Cross-motions for summary judgment are now before the Court. Defendants’ motion will be granted, and plaintiff’s motion will be denied.

Upon receipt of plaintiff’s request, the defendants had a statutory obligation to conduct a broad search reasonably calculated to locate any responsive records. Only two pages were deemed responsive to plaintiff’s request, and both were produced with redactions under Exemption, which permits withholding of certain information compiled for law enforcement purposes. In plaintiff’s opposition to defendants’ summary judgment motion, plaintiff does not contest any aspect of the search for responsive documents. That issue is therefore conceded, and defendants are entitled to judgment.
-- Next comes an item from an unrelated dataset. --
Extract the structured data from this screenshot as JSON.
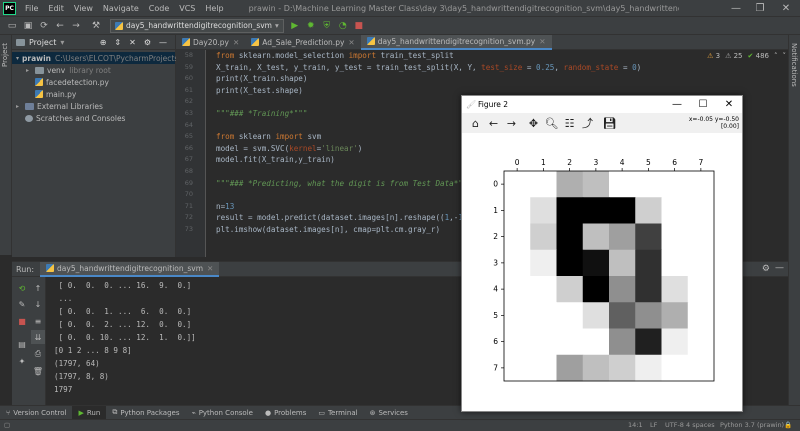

Plaintiffs contention that she is entitled to summary judgment because of defendants’ lack of a timely response is irrelevant, as the Court has already rejected that argument when it decided plaintiffs motion for a default judgment.

Moreover, plaintiff does not contest any withholding pursuant to Exemption 7(c), or make any legal argument regarding the propriety of that exemption. Again, then, plaintiff has conceded the redactions made by defendants. Plaintiff is not entitled, in this case, to any documents created after the date of her request. Defendants are not required to provide updated versions of records on an ongoing basis, nor records created after the date of her request—which is the appropriate cut-off date for responsive records. Plaintiffs repeated arguments about default issues are irrelevant to the issues on summary judgment.

FOIA requests require that the agency have (1) “improperly,” (2) “withheld,” (3) agency records. Kissinger v. Reporter’s Comm., 445 U.S. 136, 150 (1980). Plaintiffs request for “the name of the employee of U.S.P.S. who signs a letter,” a “sworn affidavit” by the individual who handled her appeal, or the “name and position” of a particular employee, are not the subjects of plaintiffs FOIA request to the agency, and they have not been improperly withheld.

Moreover, plaintiff’s request for a federal grand jury investigation does not fall within the scope of FOIA. See Kennecott Utah Copper Corp. v. US. Dep’t of Interior, 88 F.3d 1191, 1203 (D.C. Cir. 1996) (available relief under FOIA is limited to ordering disclosure of responsive documents to plaintiff).

A separate order shall issue this date.